The University’s roots can be traced back to the creation of two separate institutions in the late 1800’s, each focused on the need to prepare workers to meet the changes brought on by the industrial revolution. The Lowell Normal School, headquartered on what is now the South Campus, was formed to train teachers, while the Lowell Textile School, headquartered on what is now the North Campus, was formed to train technicians and managers for the textile industry. Over the next 75 years, both institutions evolved and transformed themselves to meet the growing needs of the region. The two schools merged in 1975 to form the University of Lowell. In 1991, led by Chancellor William T. Hogan, the University of Lowell, became the University of Massachusetts Lowell, a part of the University of Massachusetts system.
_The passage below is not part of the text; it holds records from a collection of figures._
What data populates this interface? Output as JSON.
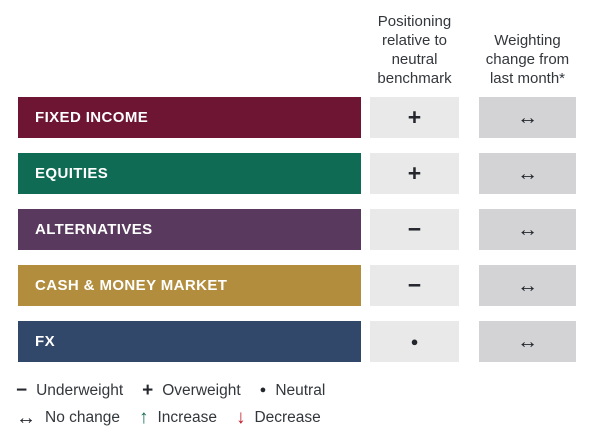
{
  "chart_data": {
    "type": "table",
    "title": "",
    "columns": [
      "Positioning relative to neutral benchmark",
      "Weighting change from last month*"
    ],
    "rows": [
      {
        "category": "FIXED INCOME",
        "positioning": "+",
        "weighting_change": "↔"
      },
      {
        "category": "EQUITIES",
        "positioning": "+",
        "weighting_change": "↔"
      },
      {
        "category": "ALTERNATIVES",
        "positioning": "−",
        "weighting_change": "↔"
      },
      {
        "category": "CASH & MONEY MARKET",
        "positioning": "−",
        "weighting_change": "↔"
      },
      {
        "category": "FX",
        "positioning": "●",
        "weighting_change": "↔"
      }
    ],
    "legend": [
      "− Underweight",
      "+ Overweight",
      "● Neutral",
      "↔ No change",
      "↑ Increase",
      "↓ Decrease"
    ]
  },
  "table": {
    "columns": [
      {
        "label": "Positioning relative to neutral benchmark"
      },
      {
        "label": "Weighting change from last month*"
      }
    ],
    "rows": [
      {
        "label": "FIXED INCOME",
        "color": "#6d1533",
        "positioning_symbol": "+",
        "change_symbol": "↔"
      },
      {
        "label": "EQUITIES",
        "color": "#0f6b53",
        "positioning_symbol": "+",
        "change_symbol": "↔"
      },
      {
        "label": "ALTERNATIVES",
        "color": "#593a5e",
        "positioning_symbol": "−",
        "change_symbol": "↔"
      },
      {
        "label": "CASH & MONEY MARKET",
        "color": "#b18d3d",
        "positioning_symbol": "−",
        "change_symbol": "↔"
      },
      {
        "label": "FX",
        "color": "#32486b",
        "positioning_symbol": "●",
        "change_symbol": "↔"
      }
    ]
  },
  "legend": {
    "underweight": {
      "symbol": "−",
      "label": "Underweight"
    },
    "overweight": {
      "symbol": "+",
      "label": "Overweight"
    },
    "neutral": {
      "symbol": "●",
      "label": "Neutral"
    },
    "no_change": {
      "symbol": "↔",
      "label": "No change"
    },
    "increase": {
      "symbol": "↑",
      "label": "Increase",
      "color": "#136a52"
    },
    "decrease": {
      "symbol": "↓",
      "label": "Decrease",
      "color": "#c41a28"
    }
  },
  "colors": {
    "positioning_cell_bg": "#e9e9e9",
    "change_cell_bg": "#d3d3d6",
    "text": "#33373c"
  }
}
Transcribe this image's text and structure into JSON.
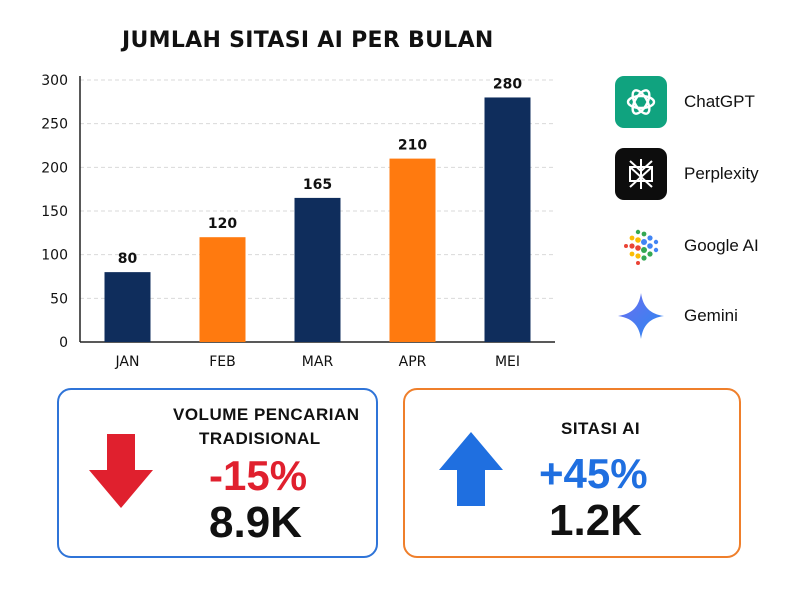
{
  "chart_data": {
    "type": "bar",
    "title": "JUMLAH SITASI AI PER BULAN",
    "categories": [
      "JAN",
      "FEB",
      "MAR",
      "APR",
      "MEI"
    ],
    "values": [
      80,
      120,
      165,
      210,
      280
    ],
    "data_labels": [
      "80",
      "120",
      "165",
      "210",
      "280"
    ],
    "bar_colors": [
      "#0f2d5c",
      "#ff7a0f",
      "#0f2d5c",
      "#ff7a0f",
      "#0f2d5c"
    ],
    "yticks": [
      "0",
      "50",
      "100",
      "150",
      "200",
      "250",
      "300"
    ],
    "ylim": [
      0,
      300
    ],
    "grid": true,
    "xlabel": "",
    "ylabel": ""
  },
  "legend": {
    "placement": "right",
    "items": [
      {
        "label": "ChatGPT",
        "icon": "chatgpt-icon",
        "color": "#10a37f"
      },
      {
        "label": "Perplexity",
        "icon": "perplexity-icon",
        "color": "#111111"
      },
      {
        "label": "Google AI",
        "icon": "google-ai-icon",
        "color": "#4285f4"
      },
      {
        "label": "Gemini",
        "icon": "gemini-icon",
        "color": "#4a7cf0"
      }
    ]
  },
  "cards": {
    "left": {
      "heading_line1": "VOLUME PENCARIAN",
      "heading_line2": "TRADISIONAL",
      "percent": "-15%",
      "value": "8.9K",
      "accent": "#e0202e",
      "border": "#2f74d8",
      "icon": "arrow-down-icon"
    },
    "right": {
      "heading": "SITASI AI",
      "percent": "+45%",
      "value": "1.2K",
      "accent": "#1f6fe0",
      "border": "#ef7f2b",
      "icon": "arrow-up-icon"
    }
  }
}
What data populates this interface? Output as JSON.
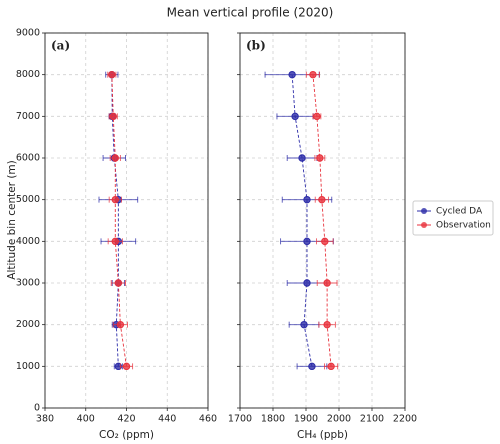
{
  "title": "Mean vertical profile (2020)",
  "y_label": "Altitude bin center (m)",
  "chart_data": [
    {
      "type": "errorbar",
      "panel_label": "(a)",
      "x_label": "CO₂ (ppm)",
      "y": [
        1000,
        2000,
        3000,
        4000,
        5000,
        6000,
        7000,
        8000
      ],
      "xlim": [
        380,
        460
      ],
      "xticks": [
        380,
        400,
        420,
        440,
        460
      ],
      "ylim": [
        0,
        9000
      ],
      "yticks": [
        0,
        1000,
        2000,
        3000,
        4000,
        5000,
        6000,
        7000,
        8000,
        9000
      ],
      "grid": true,
      "series": [
        {
          "color": "#2b2ba8",
          "values": [
            416,
            415,
            416,
            416,
            416,
            414,
            413,
            412.8
          ],
          "errors": [
            2,
            2,
            3,
            8.5,
            9.5,
            5.5,
            1.5,
            3
          ]
        },
        {
          "color": "#e8323c",
          "values": [
            420,
            417,
            416,
            414.5,
            414.5,
            414.5,
            413.5,
            412.8
          ],
          "errors": [
            3,
            3.5,
            3.5,
            3.5,
            3,
            2.5,
            2,
            2
          ]
        }
      ]
    },
    {
      "type": "errorbar",
      "panel_label": "(b)",
      "x_label": "CH₄ (ppb)",
      "y": [
        1000,
        2000,
        3000,
        4000,
        5000,
        6000,
        7000,
        8000
      ],
      "xlim": [
        1700,
        2200
      ],
      "xticks": [
        1700,
        1800,
        1900,
        2000,
        2100,
        2200
      ],
      "ylim": [
        0,
        9000
      ],
      "yticks": [
        0,
        1000,
        2000,
        3000,
        4000,
        5000,
        6000,
        7000,
        8000,
        9000
      ],
      "grid": true,
      "legend": "right",
      "series": [
        {
          "name": "Cycled DA",
          "color": "#2b2ba8",
          "values": [
            1918,
            1894,
            1903,
            1903,
            1903,
            1888,
            1867,
            1858
          ],
          "errors": [
            45,
            45,
            60,
            80,
            75,
            45,
            55,
            82
          ]
        },
        {
          "name": "Observation",
          "color": "#e8323c",
          "values": [
            1976,
            1964,
            1964,
            1957,
            1948,
            1942,
            1933,
            1921
          ],
          "errors": [
            20,
            25,
            30,
            25,
            20,
            15,
            12,
            20
          ]
        }
      ]
    }
  ]
}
In 2007 Chancellor Hogan was succeeded by the current Chancellor, Marty Meehan, who, after serving as the Commonwealth as an Assistant District Attorney, a Deputy Secretary of State, and as Representative for the 5th congressional district in the U.S. House, brought fresh energy and and a new vision to the University. In Chancellor Meehan’s words:  “Our new vision involves taking a strong research university to the next level toward wider opportunities for our students, increased engagement with our community, and heightened excellence in teaching, research and scholarship.”
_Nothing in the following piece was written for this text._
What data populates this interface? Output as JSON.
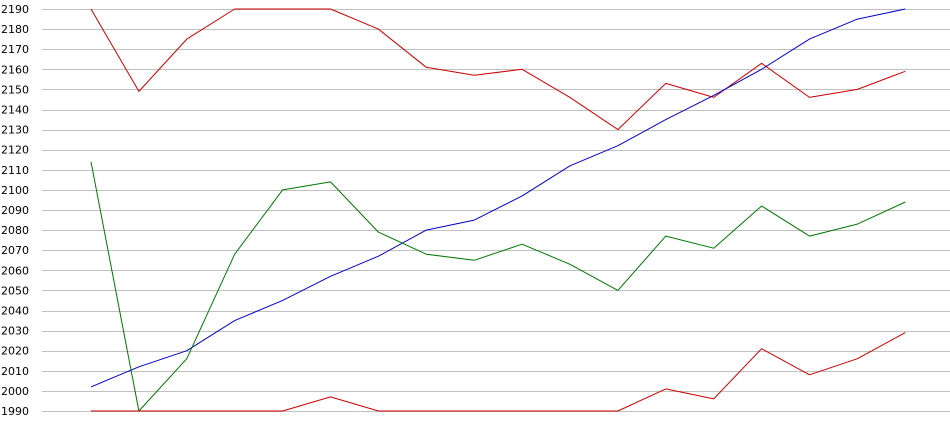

In his first year, Chancellor Meehan began to implement his vision and established his leadership team. He called upon both seasoned members of UMass Lowell’s administration and faculty to provide continuity and deep understanding of the history and traditions of the University and he recruited proven leaders from other Universities to incorporate fresh approaches and ideas. Dr. Jacqueline Moloney, formerly Dean of Continuing Studies, Corporate and Distance Education, was appointed Executive Vice-Chancellor and Patricia McCafferty was appointed as Chief Public Affairs Officer. After a national search process that fully engaged the campus, the Chancellor announced the appointment of the new Provost, Dr. Ahmed Abdelal, who came to UMass Lowell from Northeastern University, where he served as Provost and Senior Vice President of Academic Affairs. Since that time Joanne Yestramski, who served as as Chief Financial Officer and Treasurer of the University of Maine System, was appointed Vice Chancellor for Administration and Finance and Edward Chiu, who served as Associate Vice President for institutional advancement at Providence College, was appointed Vice Chancellor for Advancement. In the ensuing four years, each Vice Chancellor has crafted leadership teams to build academic programs, expand facilities, and ensure secure stewardship of the university.  

In 2008 the campus leadership, led by Provost Ahmed Abdelal and Executive Vice Chancellor Jacqueline Maloney, called the campus community together to craft a strategic plan to further articulate a vision of UMass Lowell in the year 2020 and to create a blueprint to achieve that vision. More than 200 faculty, staff and students engaged in a thoughtful and lengthy process, in which they examined all aspects of the University and identified indices and benchmarks that would allow the University to continuously measure its progress. Through this planning process, 25 strategic indicators were identified to track and evaluate success. These indicators, organized around five pillars of excellence, are known as the “report card,” and are published on the UMass Lowell website at The report card documents progress over the past five years, and identifies a five-year goal for each of the 25 indicators.